An interdisciplinary approach
The confluence of sciences and social sciences entwines increasingly into the overarching approach of Sciences Po, along with forging partnerships with other institutions. The grande école has transformed into an international research university.
Sciences Po President Mathias Vicherat identified digital and environmental transformation as two of the most important challenges of today, echoing the European Union’s priorities. “For us, these are transversal interdisciplinary challenges, and we decided to make this mainstream,” said Guriev.
In January it launched the Transforming Interdisciplinary Education and Research for Evolving Democracies – TIERED – project. Sciences Po obtained funding from the French government and partnered with 10 institutions that work in disciplines such as the natural sciences, the digital sphere and marine biology.
The project enables all of the universities involved to draw on each other’s variety of disciplines. “We can work with people from other fields, and also bring them in to teach our students. That is a huge innovation. It is a big journey of 10 years that starts now,” he said.
Guriev embodies interdisciplinarity – as an economist, physicist and mathematician heading up the academic programme at a social sciences university – and believes in its importance.
“That’s why I do social science. I think the big challenges of our times are very much related to social sciences. Because you can have excellent technology, but if it is not used well, you can have a major problem. Both climate and digital are examples of this.”
It was decided every student should have at least one course on the environment, to mainstream that challenge.
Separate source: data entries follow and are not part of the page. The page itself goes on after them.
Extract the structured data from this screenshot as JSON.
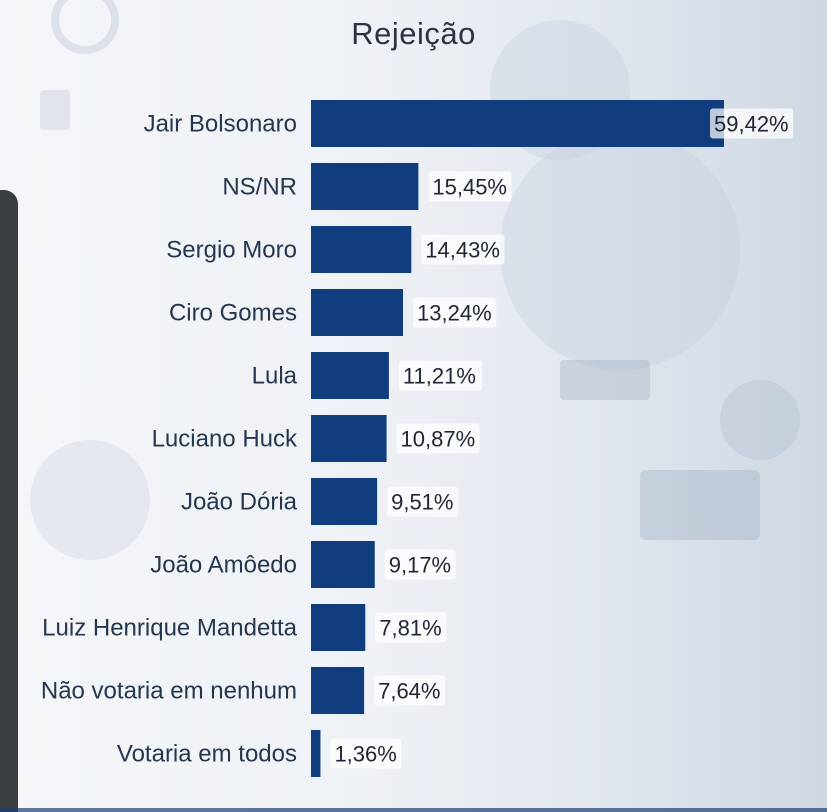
{
  "chart_data": {
    "type": "bar",
    "orientation": "horizontal",
    "title": "Rejeição",
    "categories": [
      "Jair Bolsonaro",
      "NS/NR",
      "Sergio Moro",
      "Ciro Gomes",
      "Lula",
      "Luciano Huck",
      "João Dória",
      "João Amôedo",
      "Luiz Henrique Mandetta",
      "Não votaria em nenhum",
      "Votaria em todos"
    ],
    "values": [
      59.42,
      15.45,
      14.43,
      13.24,
      11.21,
      10.87,
      9.51,
      9.17,
      7.81,
      7.64,
      1.36
    ],
    "value_labels": [
      "59,42%",
      "15,45%",
      "14,43%",
      "13,24%",
      "11,21%",
      "10,87%",
      "9,51%",
      "9,17%",
      "7,81%",
      "7,64%",
      "1,36%"
    ],
    "unit": "%",
    "xlim": [
      0,
      59.42
    ],
    "grid": false,
    "legend": "none",
    "bar_color": "#0f3d7e"
  }
}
Sciences Po is a geographically distributed university with seven campuses across France and 15,000 students – half of them international students, representing 150 nationalities.
Kicking off in January, the university held an intensive 24-hour course over one week for an incoming cohort of 2,000 students. “That’s a lot of teaching. It is so students understand the scale of the problem, its social and political implications, the solutions and indeed social and political challenges related to those solutions.”
It is in the DNA of Sciences Po, Guriev said, to work on public policy. “So whenever we teach something, whenever we do research, we always think about policy implications. There is a huge potential for policies and policy solutions for the digital and environmental transformations.
“In this sense, it is great that we involve people from all fields, so students can actually see not just enormous and insurmountable problems, but also potential solutions that social sciences and natural sciences working together can provide.”